Question

For what value of the constant c is the function f continuous on \(\left( { - \infty ,\infty } \right)\)?

47. \(f\left( x \right) = \left\{ {\begin{array}{*{20}{c}}{c{x^{\bf{2}}} + {\bf{2}}x}&{{\bf{if}}\,\,\,x < {\bf{2}}}\\{{x^3} - cx}&{{\bf{if}}\,\,\,x \ge {\bf{2}}}\end{array}} \right.\)

Short answer

The value is \(c = \frac{2}{3}\).

Step-by-step solution

Check the left-hand limit of \(f\left( x \right)\) at \(x = {\bf{2}}\)

Take left-hand limit;

\(\begin{aligned}\mathop {\lim }\limits_{x \to {2^ - }} f\left( x \right) &= \mathop {\lim }\limits_{x \to {2^ - }} c{x^2} + 2x\\ &= c{\left( 2 \right)^2} + 2\left( 2 \right)\\ &= 4\left( {c + 1} \right)\end{aligned}\)

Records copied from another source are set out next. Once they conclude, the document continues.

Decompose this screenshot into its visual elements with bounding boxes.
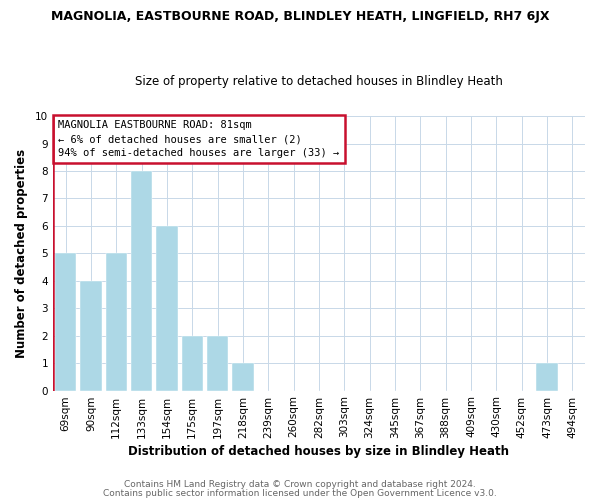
Text: MAGNOLIA EASTBOURNE ROAD: 81sqm
← 6% of detached houses are smaller (2)
94% of s: MAGNOLIA EASTBOURNE ROAD: 81sqm ← 6% of … [58,120,340,158]
Bar [131,171,152,390]
Bar [182,336,203,390]
Y-axis label: Number of detached properties: Number of detached properties [15,148,28,358]
Bar [80,281,102,390]
Text: MAGNOLIA, EASTBOURNE ROAD, BLINDLEY HEATH, LINGFIELD, RH7 6JX: MAGNOLIA, EASTBOURNE ROAD, BLINDLEY HEAT… [51,10,549,23]
Bar [156,226,178,390]
Text: Contains public sector information licensed under the Open Government Licence v3: Contains public sector information licen… [103,488,497,498]
Title: Size of property relative to detached houses in Blindley Heath: Size of property relative to detached ho… [135,76,503,88]
Bar [232,363,254,390]
Bar [55,254,76,390]
Text: Contains HM Land Registry data © Crown copyright and database right 2024.: Contains HM Land Registry data © Crown c… [124,480,476,489]
Bar [207,336,229,390]
Bar [536,363,558,390]
Bar [106,254,127,390]
X-axis label: Distribution of detached houses by size in Blindley Heath: Distribution of detached houses by size … [128,444,509,458]
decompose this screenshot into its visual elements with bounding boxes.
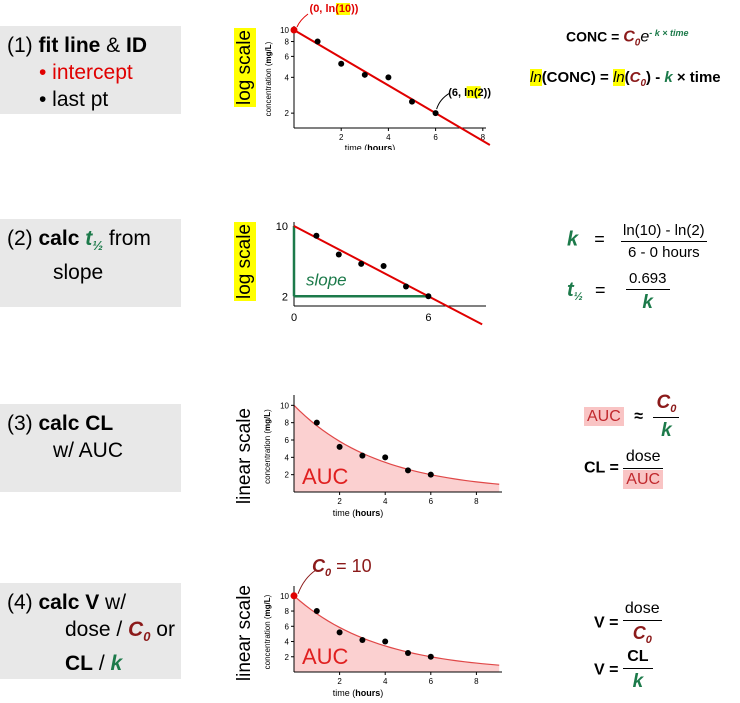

Check the right-hand limit of \(f\left( x \right)\) at \(x = {\bf{2}}\)

Take right-hand limit;

\(\begin{aligned}\mathop {\lim }\limits_{x \to {2^ + }} f\left( x \right) &= \mathop {\lim }\limits_{x \to {2^ + }} {x^3} - cx\\ &= {\left( 2 \right)^3} - c\left( 2 \right)\\ &= 2\left( {4 - c} \right)\end{aligned}\)

Find the value of c

As the limit has to exist, so, the left andright-hand limitmust be equal.

\(\begin{aligned}4\left( {c + 1} \right) &= 2\left( {4 - c} \right)\\2c + 2 &= 4 - c\\3c &= 2\\c &= \frac{2}{3}\end{aligned}\)

So, the value of c should be \(\frac{2}{3}\).